Continuing his push for criminal justice reform, Gov. Bruce Rauner signed Senate Bill 1413, which allows men and women to receive their birth certificate for no fee upon their release from the Department of Corrections.
"I am proud to sign this legislation that removes an unnecessary obstacle standing in the way of an offender's second chance at life," Gov. Rauner said. "When men and
women leave a correctional facility and don't have a birth certificate, they can't do the most basic things. People need birth certificates to prove their identity, to find housing, to get a job and earn a decent wage. This legislation is just one more step in our effort to reduce the prison population and give people a real second chance."
The bill, which was unanimously approved in both chambers of the General Assembly, removes a financial barrier for men and women who are trying to get back on track following release from prison. It is part of the governor's efforts to reduce recidivism and, in turn, the prison population to give more Illinoisans a second chance. Gov. Rauner set the goal of reducing Illinois' prison population by 25 percent by 2025. As of August 2017, the prison population is down approximately 11 percent since Gov. Rauner took office.

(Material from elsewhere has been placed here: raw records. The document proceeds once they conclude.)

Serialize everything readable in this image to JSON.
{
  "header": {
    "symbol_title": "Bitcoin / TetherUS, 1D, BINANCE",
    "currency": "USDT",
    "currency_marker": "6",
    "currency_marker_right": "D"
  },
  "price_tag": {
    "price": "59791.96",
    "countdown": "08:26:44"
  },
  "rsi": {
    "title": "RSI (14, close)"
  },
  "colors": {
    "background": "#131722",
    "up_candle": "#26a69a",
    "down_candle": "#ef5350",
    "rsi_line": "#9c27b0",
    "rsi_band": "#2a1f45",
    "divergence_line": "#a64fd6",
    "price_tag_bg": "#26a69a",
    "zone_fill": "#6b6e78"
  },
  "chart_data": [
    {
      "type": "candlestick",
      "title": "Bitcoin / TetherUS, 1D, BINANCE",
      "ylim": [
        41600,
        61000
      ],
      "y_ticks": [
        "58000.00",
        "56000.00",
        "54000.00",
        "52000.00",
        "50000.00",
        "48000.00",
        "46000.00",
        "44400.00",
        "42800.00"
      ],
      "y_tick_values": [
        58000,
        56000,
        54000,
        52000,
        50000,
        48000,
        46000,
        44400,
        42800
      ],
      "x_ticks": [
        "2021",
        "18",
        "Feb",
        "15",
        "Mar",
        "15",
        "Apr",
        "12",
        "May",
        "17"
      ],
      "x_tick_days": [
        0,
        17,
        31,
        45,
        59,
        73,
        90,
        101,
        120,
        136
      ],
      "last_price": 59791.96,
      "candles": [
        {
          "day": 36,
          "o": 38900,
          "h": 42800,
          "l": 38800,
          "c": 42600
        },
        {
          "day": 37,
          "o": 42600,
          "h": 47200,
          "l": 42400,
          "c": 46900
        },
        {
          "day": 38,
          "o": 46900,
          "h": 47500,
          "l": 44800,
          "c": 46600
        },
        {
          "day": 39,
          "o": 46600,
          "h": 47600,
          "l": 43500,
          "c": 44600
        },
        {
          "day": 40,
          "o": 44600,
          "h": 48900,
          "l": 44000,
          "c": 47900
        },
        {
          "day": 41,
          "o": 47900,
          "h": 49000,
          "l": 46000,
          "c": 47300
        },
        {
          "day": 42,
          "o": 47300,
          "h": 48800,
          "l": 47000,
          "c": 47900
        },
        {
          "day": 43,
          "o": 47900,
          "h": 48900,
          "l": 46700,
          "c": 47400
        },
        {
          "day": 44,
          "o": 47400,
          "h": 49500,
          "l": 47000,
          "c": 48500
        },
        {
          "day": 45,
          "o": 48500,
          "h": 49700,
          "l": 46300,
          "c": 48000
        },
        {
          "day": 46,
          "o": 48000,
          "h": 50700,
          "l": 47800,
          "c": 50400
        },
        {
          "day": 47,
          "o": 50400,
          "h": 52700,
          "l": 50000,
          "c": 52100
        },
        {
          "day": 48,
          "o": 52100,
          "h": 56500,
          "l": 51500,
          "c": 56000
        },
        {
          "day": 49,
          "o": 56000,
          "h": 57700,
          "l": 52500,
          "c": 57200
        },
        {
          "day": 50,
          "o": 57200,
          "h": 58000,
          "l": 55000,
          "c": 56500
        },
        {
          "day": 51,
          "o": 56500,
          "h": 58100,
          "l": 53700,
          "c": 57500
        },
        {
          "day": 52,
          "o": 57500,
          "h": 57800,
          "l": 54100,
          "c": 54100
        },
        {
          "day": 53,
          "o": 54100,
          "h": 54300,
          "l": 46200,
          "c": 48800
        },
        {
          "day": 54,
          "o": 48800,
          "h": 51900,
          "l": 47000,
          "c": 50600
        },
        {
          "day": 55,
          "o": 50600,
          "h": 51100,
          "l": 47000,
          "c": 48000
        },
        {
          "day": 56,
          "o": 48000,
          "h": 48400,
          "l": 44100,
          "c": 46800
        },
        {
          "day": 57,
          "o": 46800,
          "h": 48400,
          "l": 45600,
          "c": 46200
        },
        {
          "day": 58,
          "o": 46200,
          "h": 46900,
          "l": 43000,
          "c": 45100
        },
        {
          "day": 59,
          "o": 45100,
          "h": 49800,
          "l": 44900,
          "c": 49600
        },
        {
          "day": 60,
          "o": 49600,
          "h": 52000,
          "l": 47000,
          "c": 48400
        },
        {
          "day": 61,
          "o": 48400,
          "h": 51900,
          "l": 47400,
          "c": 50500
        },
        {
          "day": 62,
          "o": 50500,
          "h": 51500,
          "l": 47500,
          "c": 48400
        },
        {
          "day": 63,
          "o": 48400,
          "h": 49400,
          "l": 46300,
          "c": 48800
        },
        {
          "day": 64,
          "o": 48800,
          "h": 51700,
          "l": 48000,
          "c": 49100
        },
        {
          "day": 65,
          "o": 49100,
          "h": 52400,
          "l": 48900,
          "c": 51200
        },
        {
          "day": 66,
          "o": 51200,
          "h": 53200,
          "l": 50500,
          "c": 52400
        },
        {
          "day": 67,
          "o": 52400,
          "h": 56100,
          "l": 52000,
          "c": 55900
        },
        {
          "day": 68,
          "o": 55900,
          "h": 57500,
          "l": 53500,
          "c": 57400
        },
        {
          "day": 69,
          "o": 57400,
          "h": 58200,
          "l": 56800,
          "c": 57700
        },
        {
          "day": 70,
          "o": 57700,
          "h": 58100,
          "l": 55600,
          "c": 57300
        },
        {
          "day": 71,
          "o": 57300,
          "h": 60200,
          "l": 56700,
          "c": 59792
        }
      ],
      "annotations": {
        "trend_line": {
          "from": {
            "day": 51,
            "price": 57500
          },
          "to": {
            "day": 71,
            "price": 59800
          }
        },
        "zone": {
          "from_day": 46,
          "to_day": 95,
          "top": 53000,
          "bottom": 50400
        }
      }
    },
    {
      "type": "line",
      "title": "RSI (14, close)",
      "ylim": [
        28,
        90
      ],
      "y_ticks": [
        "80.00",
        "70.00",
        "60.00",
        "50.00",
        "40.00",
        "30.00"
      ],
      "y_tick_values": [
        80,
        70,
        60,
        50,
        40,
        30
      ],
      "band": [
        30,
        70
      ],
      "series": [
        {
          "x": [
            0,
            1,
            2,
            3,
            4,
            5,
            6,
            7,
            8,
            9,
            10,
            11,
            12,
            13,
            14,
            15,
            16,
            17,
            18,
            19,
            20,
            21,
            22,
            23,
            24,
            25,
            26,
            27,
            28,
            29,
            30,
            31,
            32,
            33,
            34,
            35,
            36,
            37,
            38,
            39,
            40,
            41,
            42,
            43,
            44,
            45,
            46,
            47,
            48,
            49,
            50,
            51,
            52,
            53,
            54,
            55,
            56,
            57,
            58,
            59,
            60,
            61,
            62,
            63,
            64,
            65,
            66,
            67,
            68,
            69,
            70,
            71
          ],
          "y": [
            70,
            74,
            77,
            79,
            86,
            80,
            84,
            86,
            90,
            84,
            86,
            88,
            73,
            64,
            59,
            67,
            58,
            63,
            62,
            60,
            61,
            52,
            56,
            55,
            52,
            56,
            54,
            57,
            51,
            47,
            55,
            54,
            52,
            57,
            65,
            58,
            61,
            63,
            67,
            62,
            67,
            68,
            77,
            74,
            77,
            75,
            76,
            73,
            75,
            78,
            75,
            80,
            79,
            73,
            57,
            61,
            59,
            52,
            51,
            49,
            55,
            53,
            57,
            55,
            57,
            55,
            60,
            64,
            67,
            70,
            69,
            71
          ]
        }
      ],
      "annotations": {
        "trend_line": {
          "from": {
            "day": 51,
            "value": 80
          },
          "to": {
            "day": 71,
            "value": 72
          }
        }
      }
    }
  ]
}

Specifically, SB 1413 amends The Vital Records Act, which currently provides that the State Registrar of Vital Records shall search birth records upon request for a $10 fee. The State Registrar can then issue a certified copy of the birth
certificate upon request, for an additional $5 fee. This bill provides for a one-time waiving of the $10 and $5 fees for a person upon release on parole, mandatory supervised release, final discharge, or pardon from the Department of
Corrections if the person presents a prescribed verification form from the Department of Corrections verifying the released person's date of birth and social security number.